What are some more of his recent publications?
“My lab’s recent papers have focused on the effects of early life exposures on behaviors relevant to Autism Spectrum Disorders (ASDs) in mice. In particular, we’ve focused on exposure of the mother to antibiotics (during pregnancy and nursing) and exposure of the pups to acetaminophen early in development. Our paper on antibiotic (ABx) exposure found significant differences in microbiome diversity following perinatal ABx that were far more pronounced in male than in female offspring. We also found a number of subtle differences in behavior in these pups during the early postnatal period. However, we also showed that some of these behavioral differences were, in fact, the result of significant deficits in temperature regulation in these animals, induced by ABx,” said Dr. Harshaw.
“Our paper on acetaminophen (APAP) examined how APAP interacts with inflammation early in ife to influence ASDrelevant behavior. This is an important question given that confound by undication is a significant issue in the human epidemiological literature and early life sickness and infection are also risk factors for neurodevelopmental disorders. We found distinct effects of inflammation and APAP, with APAP increasing social caution in males but not females. We also found significant interaction between inflammation and APAP, with ‘two hit’ inflammation +APAP females showing significantly greater levels of anxiety and ‘two hit’ males showing levated levels of social avoidance.”
Can he tell us about his laboratory?
“My laboratory is called the Mechanisms Underlying Sociality (MUS) Lab and is located in the Department of Psychology at the University of New Orleans (UNO). It consists of a ‘wet lab’, rooms in the animal facility, and office space. I currently have three Ph.D. students and a number of undergraduate RAs in my lab. Two of the Ph.D. students are conducting their own experiments in rodent models, and one is conducting a study examining the thermal correlates of social anxiety in human participants.”

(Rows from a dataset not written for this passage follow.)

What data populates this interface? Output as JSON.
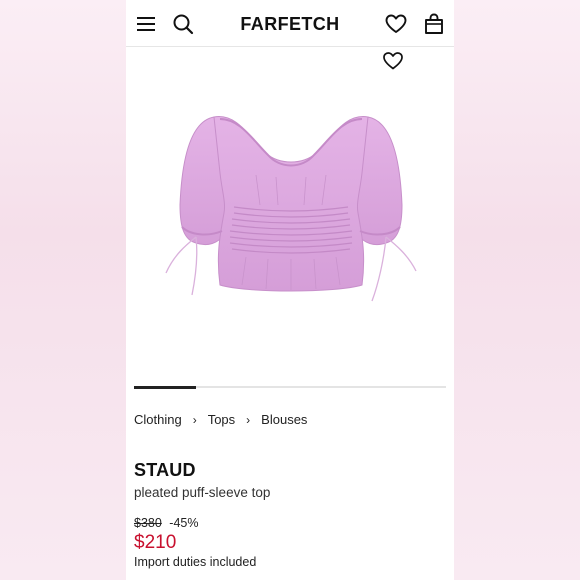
{
  "header": {
    "logo": "FARFETCH",
    "icons": [
      "hamburger-menu-icon",
      "search-icon",
      "heart-icon",
      "shopping-bag-icon"
    ]
  },
  "product_image": {
    "favorite_icon": "heart-icon",
    "color": "#dba6dc",
    "carousel": {
      "active_index": 1,
      "total_fraction_shown": 0.2
    }
  },
  "breadcrumb": {
    "items": [
      "Clothing",
      "Tops",
      "Blouses"
    ],
    "separator": "›"
  },
  "product": {
    "brand": "STAUD",
    "name": "pleated puff-sleeve top",
    "original_price": "$380",
    "discount": "-45%",
    "sale_price": "$210",
    "duties_note": "Import duties included"
  },
  "colors": {
    "sale": "#c8102e",
    "text": "#111111"
  }
}
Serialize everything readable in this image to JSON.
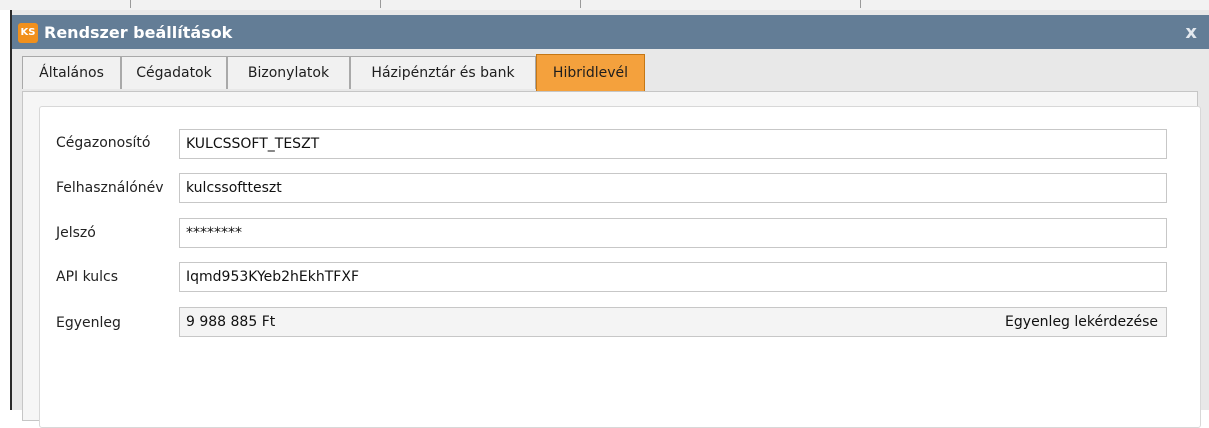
{
  "window": {
    "title": "Rendszer beállítások",
    "logo_text": "KS",
    "close_glyph": "x"
  },
  "tabs": [
    {
      "label": "Általános",
      "active": false
    },
    {
      "label": "Cégadatok",
      "active": false
    },
    {
      "label": "Bizonylatok",
      "active": false
    },
    {
      "label": "Házipénztár és bank",
      "active": false
    },
    {
      "label": "Hibridlevél",
      "active": true
    }
  ],
  "form": {
    "company_id": {
      "label": "Cégazonosító",
      "value": "KULCSSOFT_TESZT"
    },
    "username": {
      "label": "Felhasználónév",
      "value": "kulcssoftteszt"
    },
    "password": {
      "label": "Jelszó",
      "value": "********"
    },
    "api_key": {
      "label": "API kulcs",
      "value": "Iqmd953KYeb2hEkhTFXF"
    },
    "balance": {
      "label": "Egyenleg",
      "value": "9 988 885 Ft",
      "query_label": "Egyenleg lekérdezése"
    }
  },
  "colors": {
    "titlebar": "#637d96",
    "active_tab": "#f4a13d",
    "brand_orange": "#f1901c"
  }
}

What is his agenda for the coming years?
“In the coming years I plan to continue to focus on exploring the mechanisms underlying effects of early-life APAP on behavior. Using funds from the Louisiana Board of Regents (BoR), for example, we recently purchased an Agilent ‘Seahorse’ mitochondrial analyzer and a vibratome for slicing unfixed brain tissue. We will soon begin examining whether APAP induces long-term mitochondrial damage in specific populations of neurons early in life.”
What is it like at UNO and how are things with the new chair?
“UNO is a great place to teach and conduct research–I am excited about continuing my career here! The new chair, Dr. Refinetti, has also done a great deal to stabilize and grow the department. Under his leadership the Department is in a far better position to adapt and meet the changing needs of our students and community.”
Dr. Harshaw earned his Ph.D. in Developmental Science, with a specialization in Developmental Psychobiology, at Florida International University in Miami. Since the Fall of 2017 he has been an Assistant Professor in the Department of Psychology at the University of New Orleans.